Tag: randy slone


A solid-state tale. My favourite amp.

After finishing my last solid-state amplifier I was away from the DIY audio scene for some months but a few weeks ago something bad happened to my last amp. My roommate was helping my move my audio components from my car trunk to my apartment and he accidentally dropped my solid state amplifier down the stairs. The amplifier didn’t have an enclosure and all the components were mounted on a wooden board so you can imagine what happened to the PCBs after that accident. It was time for a new build! After browsing the Bgaudioclub forum I came across a great thread about the Randy Slone’s favourite amplifier schematic from his book The Audiophile’s Project Sourcebook. I don’t know if it’s ok to post the schematics here, but if I infringed any copyrights please drop me a mail to remove it.

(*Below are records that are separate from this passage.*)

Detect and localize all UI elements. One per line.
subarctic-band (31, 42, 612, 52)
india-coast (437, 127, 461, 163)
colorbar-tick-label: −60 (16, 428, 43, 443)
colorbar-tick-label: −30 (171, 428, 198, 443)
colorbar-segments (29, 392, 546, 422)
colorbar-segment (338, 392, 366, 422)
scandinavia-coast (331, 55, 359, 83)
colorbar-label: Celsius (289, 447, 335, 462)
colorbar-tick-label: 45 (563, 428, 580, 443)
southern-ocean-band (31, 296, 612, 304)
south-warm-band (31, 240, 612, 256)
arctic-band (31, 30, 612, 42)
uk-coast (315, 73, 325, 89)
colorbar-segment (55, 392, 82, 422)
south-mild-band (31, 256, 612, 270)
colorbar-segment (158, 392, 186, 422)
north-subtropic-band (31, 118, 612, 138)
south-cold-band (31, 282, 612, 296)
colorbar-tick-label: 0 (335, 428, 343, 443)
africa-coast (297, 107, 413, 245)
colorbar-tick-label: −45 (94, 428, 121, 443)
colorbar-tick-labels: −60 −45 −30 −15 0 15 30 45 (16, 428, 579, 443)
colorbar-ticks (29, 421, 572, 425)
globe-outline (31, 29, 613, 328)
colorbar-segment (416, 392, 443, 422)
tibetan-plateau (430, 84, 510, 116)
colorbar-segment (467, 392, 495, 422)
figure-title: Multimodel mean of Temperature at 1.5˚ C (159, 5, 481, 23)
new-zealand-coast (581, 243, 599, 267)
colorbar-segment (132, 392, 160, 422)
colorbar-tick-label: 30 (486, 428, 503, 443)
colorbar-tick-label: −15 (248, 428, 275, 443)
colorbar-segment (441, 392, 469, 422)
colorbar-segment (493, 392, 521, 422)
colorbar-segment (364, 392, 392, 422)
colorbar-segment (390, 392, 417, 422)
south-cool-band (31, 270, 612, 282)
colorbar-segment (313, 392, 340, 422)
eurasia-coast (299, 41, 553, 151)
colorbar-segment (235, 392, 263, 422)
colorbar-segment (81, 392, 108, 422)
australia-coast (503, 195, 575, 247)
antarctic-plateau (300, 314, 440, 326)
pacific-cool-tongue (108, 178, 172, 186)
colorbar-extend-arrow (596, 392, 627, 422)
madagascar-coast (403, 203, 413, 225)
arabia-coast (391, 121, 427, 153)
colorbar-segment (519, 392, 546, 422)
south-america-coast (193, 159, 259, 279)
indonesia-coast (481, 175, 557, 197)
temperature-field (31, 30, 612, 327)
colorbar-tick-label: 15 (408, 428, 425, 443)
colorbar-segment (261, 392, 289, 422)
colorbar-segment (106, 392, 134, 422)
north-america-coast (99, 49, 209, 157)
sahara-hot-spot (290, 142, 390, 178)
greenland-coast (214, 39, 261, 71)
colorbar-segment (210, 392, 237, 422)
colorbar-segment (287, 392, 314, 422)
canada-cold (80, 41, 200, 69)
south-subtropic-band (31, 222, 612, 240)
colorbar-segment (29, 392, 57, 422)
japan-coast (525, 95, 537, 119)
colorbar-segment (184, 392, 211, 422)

As the schematic is relatively complex for a homemade PCB. I found out that a forum mate had some PCBs left and I bought two. Then I ordered the parts required for this build from Comet/Farnell. The problem was they didn’t have the 2SK1058 and 2SJ162, so I ordered them directly from the USA to be sure that I won’t come across fake transistors. A few days later I had everything to begin with the build.

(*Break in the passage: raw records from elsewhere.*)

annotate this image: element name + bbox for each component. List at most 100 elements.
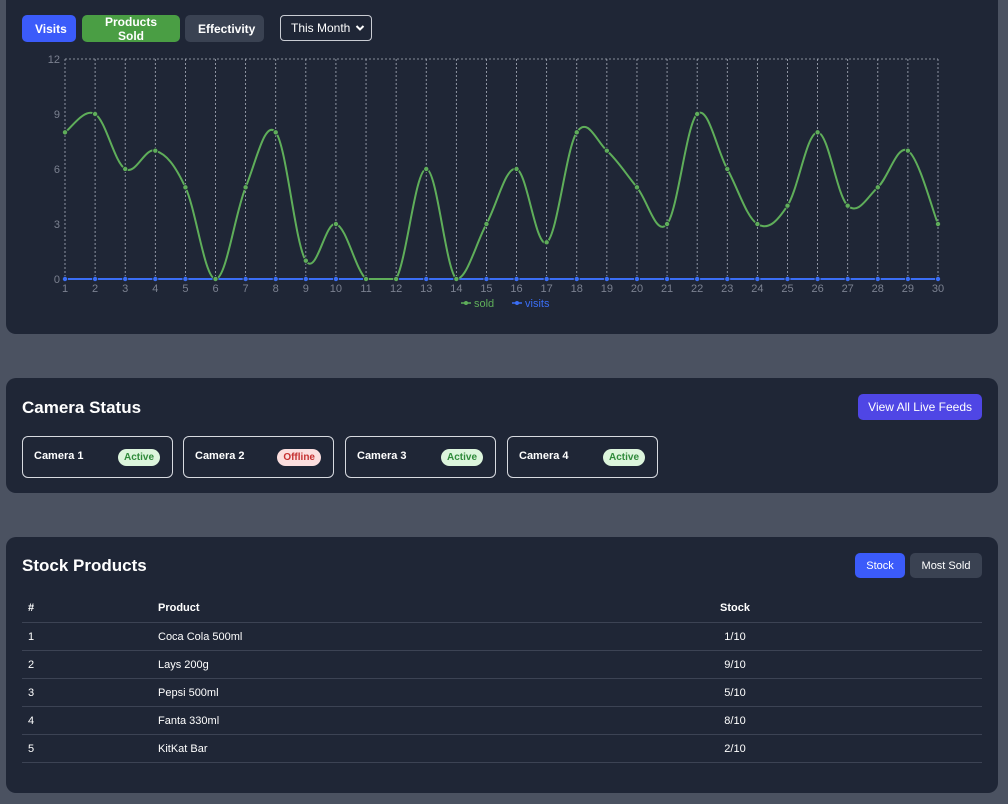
- x-tick-label: 25: [781, 283, 793, 295]
- legend-marker-sold: [464, 301, 468, 305]
- x-tick-label: 8: [273, 283, 279, 295]
- data-point-sold: [844, 202, 851, 209]
- chart-card: 0 3 6 9 12 1 2 3 4 5 6 7 8 9 10 11 12 13 14 15 16 17 18 19 20 21 2…: [6, 0, 998, 334]
- data-point-visits: [332, 275, 339, 282]
- data-point-visits: [874, 275, 881, 282]
- row-product: Lays 200g: [152, 650, 684, 679]
- x-tick-label: 1: [62, 283, 68, 295]
- y-tick-label: 6: [54, 164, 60, 176]
- data-point-visits: [754, 275, 761, 282]
- camera-tile[interactable]: Camera 2 Offline: [183, 436, 334, 478]
- data-point-sold: [694, 111, 701, 118]
- x-tick-label: 19: [601, 283, 613, 295]
- data-point-sold: [182, 184, 189, 191]
- data-point-visits: [935, 275, 942, 282]
- data-point-sold: [603, 147, 610, 154]
- data-point-visits: [62, 275, 69, 282]
- data-point-visits: [152, 275, 159, 282]
- data-point-visits: [573, 275, 580, 282]
- x-tick-label: 29: [902, 283, 914, 295]
- visits-tab-button[interactable]: Visits: [22, 15, 76, 42]
- row-spacer: [786, 734, 982, 763]
- legend-label-visits: visits: [525, 298, 550, 310]
- data-point-visits: [513, 275, 520, 282]
- x-tick-label: 10: [330, 283, 342, 295]
- legend-label-sold: sold: [474, 298, 494, 310]
- x-tick-label: 9: [303, 283, 309, 295]
- camera-status-title: Camera Status: [22, 398, 142, 417]
- row-spacer: [786, 706, 982, 735]
- data-point-visits: [182, 275, 189, 282]
- time-range-value: This Month: [291, 21, 351, 35]
- data-point-sold: [483, 220, 490, 227]
- table-row: 4 Fanta 330ml 8/10: [22, 706, 982, 735]
- column-header-product: Product: [152, 594, 684, 623]
- status-badge: Active: [440, 449, 483, 466]
- data-point-sold: [212, 275, 219, 282]
- row-spacer: [786, 678, 982, 707]
- y-tick-label: 3: [54, 219, 60, 231]
- data-point-sold: [633, 184, 640, 191]
- x-tick-label: 11: [360, 283, 371, 295]
- row-stock: 1/10: [684, 622, 786, 651]
- stock-tab-button[interactable]: Stock: [855, 553, 905, 578]
- data-point-sold: [573, 129, 580, 136]
- data-point-visits: [272, 275, 279, 282]
- camera-tile[interactable]: Camera 4 Active: [507, 436, 658, 478]
- x-tick-label: 30: [932, 283, 944, 295]
- row-stock: 9/10: [684, 650, 786, 679]
- camera-name: Camera 1: [34, 450, 84, 462]
- x-tick-label: 20: [631, 283, 643, 295]
- camera-name: Camera 2: [195, 450, 245, 462]
- camera-tile[interactable]: Camera 1 Active: [22, 436, 173, 478]
- data-point-sold: [122, 165, 129, 172]
- status-badge: Active: [602, 449, 645, 466]
- row-stock: 2/10: [684, 734, 786, 763]
- camera-tile[interactable]: Camera 3 Active: [345, 436, 496, 478]
- data-point-sold: [62, 129, 69, 136]
- data-point-sold: [453, 275, 460, 282]
- table-row: 1 Coca Cola 500ml 1/10: [22, 622, 982, 651]
- x-tick-label: 24: [751, 283, 763, 295]
- table-header-row: # Product Stock: [22, 594, 982, 623]
- most-sold-tab-button[interactable]: Most Sold: [910, 553, 982, 578]
- row-product: KitKat Bar: [152, 734, 684, 763]
- stock-table: # Product Stock 1 Coca Cola 500ml 1/10 2…: [22, 594, 982, 763]
- x-tick-label: 4: [152, 283, 158, 295]
- x-tick-label: 22: [691, 283, 703, 295]
- x-tick-label: 6: [212, 283, 218, 295]
- column-header-stock: Stock: [684, 594, 786, 623]
- row-index: 3: [22, 678, 152, 707]
- y-tick-label: 12: [48, 54, 60, 66]
- effectivity-tab-button[interactable]: Effectivity: [185, 15, 264, 42]
- view-all-live-feeds-button[interactable]: View All Live Feeds: [858, 394, 982, 420]
- x-tick-label: 21: [661, 283, 673, 295]
- data-point-visits: [423, 275, 430, 282]
- chevron-down-icon: [355, 25, 365, 31]
- data-point-sold: [423, 165, 430, 172]
- data-point-sold: [724, 165, 731, 172]
- row-stock: 8/10: [684, 706, 786, 735]
- camera-name: Camera 3: [357, 450, 407, 462]
- data-point-visits: [633, 275, 640, 282]
- y-tick-label: 0: [54, 274, 60, 286]
- time-range-select[interactable]: This Month: [280, 15, 372, 41]
- y-tick-label: 9: [54, 109, 60, 121]
- data-point-sold: [92, 111, 99, 118]
- table-row: 3 Pepsi 500ml 5/10: [22, 678, 982, 707]
- stock-products-card: Stock Products Stock Most Sold # Product…: [6, 537, 998, 793]
- data-point-sold: [814, 129, 821, 136]
- column-header-index: #: [22, 594, 152, 623]
- x-tick-label: 17: [541, 283, 553, 295]
- data-point-visits: [814, 275, 821, 282]
- row-product: Pepsi 500ml: [152, 678, 684, 707]
- x-tick-label: 14: [450, 283, 462, 295]
- x-tick-label: 26: [811, 283, 823, 295]
- camera-name: Camera 4: [519, 450, 569, 462]
- data-point-visits: [122, 275, 129, 282]
- data-point-sold: [935, 220, 942, 227]
- products-sold-tab-button[interactable]: Products Sold: [82, 15, 180, 43]
- status-badge: Active: [117, 449, 160, 466]
- data-point-visits: [664, 275, 671, 282]
- series-line-sold: [64, 111, 939, 281]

Almost all the components on the PCB were SMD including many transistors and I don’t have a reflow station so it took a some hours to solder everything on both sides of the PCBs. After I soldered everything, mounted the transistors to a heatsink and connected the cables I plugged the amplifier into the mains. Hm, there wasn’t anything coming out from the speakers… I wondered what’s wrong, but then I pressed play. The amplifier was perfectly working, it was so quiet that I could not hear any noise coming from my speakers… NICE!

There are silicone insulation pads between the transistors and the heatsink, I just cut them to match the size of the transistors and therefore you can’t see them.

The PSU:

It is a classic unregulated PSU consisting of a 500VA copper shield insulated transformer with a 39-0-39VAC secondary, 4x HER607 diodes shunted with 4x 33nF caps and 2x 15,000uF/63V filter capacitors(+100nF MKPs). An EMI filter is added before the trans.

First impression:

My first impression of this amplifier was “WOW”… As soon as I pressed play the room was filled with warm yet very dynamic sound with plenty of bass considering my bookshelf speakers /B&W 685/. I listened to the following tracks at first: Sade – Jezebel, Sade – No Ordinary Love, Candy Dulfer – Lilly Was Here, AYO – Without You, Zazz – Je Veux, Steve Strauss – Mr. Bones and some orchestra.  I knew that the 22uF bipolar Nichicon Muse at the input was not the best choice for this amplifier/for any amplifier/ but I still liked the sound. After an hour or so listening, the capacitor started to settle down and the sound became more transparent and colorful. I didn’t have enough time to let the amplifier settle down and listen to it because I went on a vacation for a few days. I will post a follow-up with more details about the build and the sound when I get back in a few days.

So far this is the best DIY solid-state amplifier I’ve ever heard!